- Interactive map of the Bijnot Fort area
- Alternative names: Winjhrot

General information
- Type: Fortification
- Location: Bahawalpur District, Punjab, Pakistan
- Coordinates: 28°5′22″N 71°40′55″E﻿ / ﻿28.08944°N 71.68194°E
- Year built: 8th century AD

= Bijnot Fort =

Bijnot Fort is a ruined fortress located in Bahawalpur District of Punjab, Pakistan, 23 km west of the Pakistan-India border in Cholistan Desert.

==History==
Constructed in the 8th century, Bijnot Fort now stands in ruins, primarily due to targeted artillery shelling during the 1971 India-Pakistan War, rather than natural deterioration.

It was under the occupation of Rajputs until 18th century.

===Outlaws connection===
The fort's narrative isn't its historical significance, but the infamous outlaws who frequented it. Madho Singh, a Rathore clansman from Bikaner, became a fugitive after retaliating violently against a neighbor's insult towards his father. Escaping to Jaisalmer, he joined a gang of petty criminals, swiftly rising to be their leader. The gang's criminal activities escalated, leading to a significant heist and subsequent relocation to Pakistan in 1948, near Fort Abbas.

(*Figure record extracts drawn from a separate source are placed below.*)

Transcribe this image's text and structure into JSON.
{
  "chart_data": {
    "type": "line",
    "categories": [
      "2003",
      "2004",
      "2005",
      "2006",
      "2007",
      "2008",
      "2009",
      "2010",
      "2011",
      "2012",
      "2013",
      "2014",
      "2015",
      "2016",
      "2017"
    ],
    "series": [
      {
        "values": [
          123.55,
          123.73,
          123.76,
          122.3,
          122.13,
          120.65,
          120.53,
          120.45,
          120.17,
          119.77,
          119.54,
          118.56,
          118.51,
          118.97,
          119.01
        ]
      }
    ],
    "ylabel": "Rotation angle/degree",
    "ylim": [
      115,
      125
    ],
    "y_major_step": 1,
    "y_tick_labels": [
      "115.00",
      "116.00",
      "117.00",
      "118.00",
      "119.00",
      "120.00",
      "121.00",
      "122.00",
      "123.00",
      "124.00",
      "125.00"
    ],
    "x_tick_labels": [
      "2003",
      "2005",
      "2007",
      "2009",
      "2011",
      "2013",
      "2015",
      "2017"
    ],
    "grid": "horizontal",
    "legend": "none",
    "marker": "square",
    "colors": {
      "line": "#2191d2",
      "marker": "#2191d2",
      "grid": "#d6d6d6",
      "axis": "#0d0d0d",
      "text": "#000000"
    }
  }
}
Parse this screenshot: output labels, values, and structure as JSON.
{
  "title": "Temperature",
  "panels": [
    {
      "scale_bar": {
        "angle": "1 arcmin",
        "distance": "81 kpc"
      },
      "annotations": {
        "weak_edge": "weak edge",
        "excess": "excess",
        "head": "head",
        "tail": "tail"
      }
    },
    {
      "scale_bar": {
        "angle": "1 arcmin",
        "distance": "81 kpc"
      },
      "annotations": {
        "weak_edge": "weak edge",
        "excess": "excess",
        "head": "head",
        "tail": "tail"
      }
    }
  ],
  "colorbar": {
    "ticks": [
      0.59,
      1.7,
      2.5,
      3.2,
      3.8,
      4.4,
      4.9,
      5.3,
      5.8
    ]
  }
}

The gang's cross-border criminal activities led to a confrontation with Rajasthan Police, resulting in the death of Madho's deputy, Krishen Singh. His ashes, according to local lore, were sent to the Ganga River.

After the incident, Madho Singh secured an audience with the Nawab of Bahawalpur, gifting him a richly decorated camel. Consequently, Madho Singh and his remaining gang were permitted to settle in Dera Nawab, the Nawab's seat of power.

Traditionally, Poorbia Rajputs served as the Nawab's harem guards. After Bahawalpur's incorporation into Pakistan, these guards returned to India, leading to Madho Singh and his gang assuming this duty. However, they soon relocated to the desert, resuming cross-border operations and escalating their criminal activities.

By 1963, Madho Singh was allegedly involved in 135 cases in India. In an act of revenge for a fallen comrade, Madho kidnapped Bhoor Singh. Despite pursuit, they avoided capture. Eventually, Madho executed Bhoor Singh, leading to his own capture and subsequent 14-year custody without trial or conviction.

In 1978, Madho and his gang were released, thanks to human rights lawyer Abid Minto, and granted Pakistani citizenship. Seeking peace, Madho rejected offers of protection tied to criminality, opting for lawful living under the shelter of Lal Mian Abbasi. He died in 1983, ensuring his remaining gang pledged law-abiding loyalty to the Abbasi family. This pledge was upheld until the last accomplice, Moolji, died in 1999.